Les partisans de la guerre froide présument que la majeure partie du monde est de notre côté. Il est vrai que nos alliés de l’OTAN se sont ralliés contre la Russie après son invasion de l’Ukraine, mais les deux tiers de la population mondiale, selon The Economist, vivent dans des pays qui refusent de sanctionner la Russie. Une grande partie du monde en développement est sceptique ou pire au sujet des prétentions des États-Unis concernant la démocratie ou l’ordre basé sur des règles. Cela rend les sanctions moins efficaces. Par exemple, les achats de pétrole et de gaz russes par la Chine ont augmenté de 72 % depuis l’invasion de l’Ukraine. Cela révèle aussi la force croissante du « pouvoir de convaincre » de la Chine et la valeur en baisse de la force militaire des États-Unis.

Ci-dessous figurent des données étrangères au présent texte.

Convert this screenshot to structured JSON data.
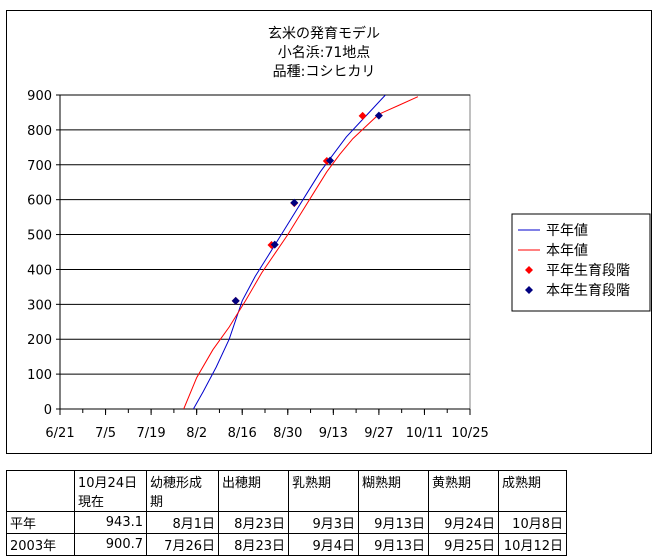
{
  "chart_data": {
    "type": "line",
    "title_lines": [
      "玄米の発育モデル",
      "小名浜:71地点",
      "品種:コシヒカリ"
    ],
    "x_tick_labels": [
      "6/21",
      "7/5",
      "7/19",
      "8/2",
      "8/16",
      "8/30",
      "9/13",
      "9/27",
      "10/11",
      "10/25"
    ],
    "x_ticks_doy": [
      172,
      186,
      200,
      214,
      228,
      242,
      256,
      270,
      284,
      298
    ],
    "y_ticks": [
      "0",
      "100",
      "200",
      "300",
      "400",
      "500",
      "600",
      "700",
      "800",
      "900"
    ],
    "xlim_doy": [
      172,
      298
    ],
    "ylim": [
      0,
      900
    ],
    "grid": "horizontal",
    "legend_position": "right",
    "series": [
      {
        "name": "平年値",
        "kind": "line",
        "color": "#0000cc",
        "points": [
          [
            213,
            0
          ],
          [
            216,
            50
          ],
          [
            220,
            120
          ],
          [
            224,
            200
          ],
          [
            228,
            310
          ],
          [
            232,
            380
          ],
          [
            236,
            440
          ],
          [
            240,
            500
          ],
          [
            244,
            560
          ],
          [
            248,
            620
          ],
          [
            252,
            680
          ],
          [
            256,
            730
          ],
          [
            260,
            780
          ],
          [
            264,
            820
          ],
          [
            268,
            860
          ],
          [
            272,
            900
          ]
        ]
      },
      {
        "name": "本年値",
        "kind": "line",
        "color": "#ff0000",
        "points": [
          [
            210,
            0
          ],
          [
            214,
            90
          ],
          [
            219,
            170
          ],
          [
            224,
            235
          ],
          [
            229,
            310
          ],
          [
            234,
            390
          ],
          [
            238,
            445
          ],
          [
            242,
            500
          ],
          [
            246,
            560
          ],
          [
            250,
            620
          ],
          [
            254,
            680
          ],
          [
            258,
            730
          ],
          [
            262,
            775
          ],
          [
            266,
            810
          ],
          [
            270,
            845
          ],
          [
            276,
            870
          ],
          [
            282,
            895
          ]
        ]
      },
      {
        "name": "平年生育段階",
        "kind": "marker",
        "color": "#ff0000",
        "points": [
          [
            226,
            310
          ],
          [
            237,
            470
          ],
          [
            244,
            590
          ],
          [
            254,
            711
          ],
          [
            265,
            840
          ]
        ]
      },
      {
        "name": "本年生育段階",
        "kind": "marker",
        "color": "#000080",
        "points": [
          [
            226,
            310
          ],
          [
            238,
            471
          ],
          [
            244,
            591
          ],
          [
            255,
            712
          ],
          [
            270,
            841
          ]
        ]
      }
    ]
  },
  "table": {
    "headers": [
      [
        "",
        ""
      ],
      [
        "10月24日",
        "現在"
      ],
      [
        "幼穂形成",
        "期"
      ],
      [
        "出穂期",
        ""
      ],
      [
        "乳熟期",
        ""
      ],
      [
        "糊熟期",
        ""
      ],
      [
        "黄熟期",
        ""
      ],
      [
        "成熟期",
        ""
      ]
    ],
    "rows": [
      {
        "label": "平年",
        "cells": [
          "943.1",
          "8月1日",
          "8月23日",
          "9月3日",
          "9月13日",
          "9月24日",
          "10月8日"
        ]
      },
      {
        "label": "2003年",
        "cells": [
          "900.7",
          "7月26日",
          "8月23日",
          "9月4日",
          "9月13日",
          "9月25日",
          "10月12日"
        ]
      }
    ]
  }
}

Les grandes puissances déclinent en grande partie pour cause de faiblesse interne et d’échec à s’adapter à des nouvelles réalités. À une époque d’hostilité partisane dangereuse, le consentement bipartisan machinal à une nouvelle guerre froide présente un contraste percutant. Mais les vieilles habitudes ne répondent pas aux nouveaux défis. Ce n’est guère la façon de construire une démocratie américaine vivante.

Katrina vanden Heuvel est rédactrice en chef et éditrice du magazine The Nation. Elle écrit une chronique hebdomadaire pour The Washington Post.